The Federal Reserve Bank of Minneapolis next week will have its second symposium on what to do about the risk of having to bail out a bank that is still too big to fail. But we already know representatives of the biggest banks will skip this one, the same way they did the first.
Minneapolis Fed President Neel Kashkari, who is making "too big to fail" his signature issue, said he called and e-mailed all the big banks after the first symposium, pointing out that every effort was made to be balanced. And they have declined to participate.
"That's fine," he added. "We're having the conversation without them."
Kashkari said he can understand the bankers' disagreeing with him, but he is surprised "they are as angry as they are.

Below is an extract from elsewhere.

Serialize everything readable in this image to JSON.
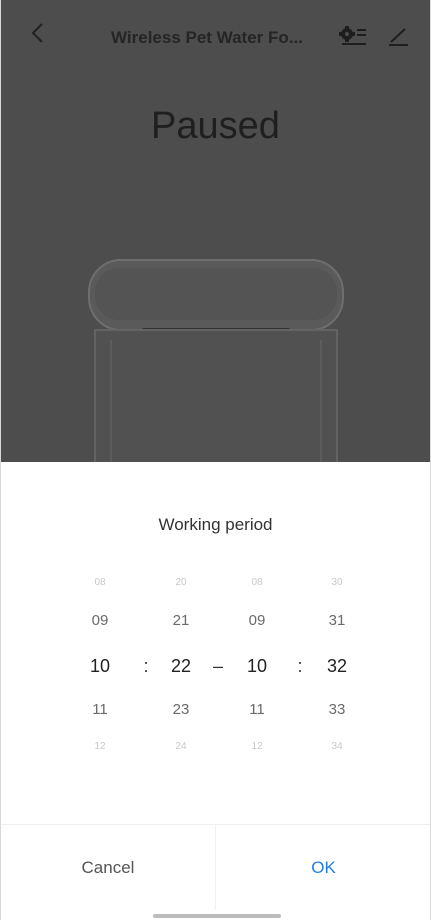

"My best guess at how this would have gone is that this would be a splash for a few days, and then everyone would try to ignore us. But the fact of the matter is, they are trying to throw every criticism at us."
What they aren't doing is talking with him about the problem, although there's an undeniable logic to staying away from any public forum discussing a policy problem when it's your position that no such problem even exists.
Still it would be far better to have the banks working with Kashkari to shape the policy proposal he intends to issue from the Minneapolis Fed. If Kashkari is wrong, here's a chance to show us.
Kashkari did manage to make a splash, with words like "radical" appearing in the headlines following a speech he gave in Washington in February. And the bankers' trade associations will explain — off the record — that the way he's gone about this is a big part of their distrust of him.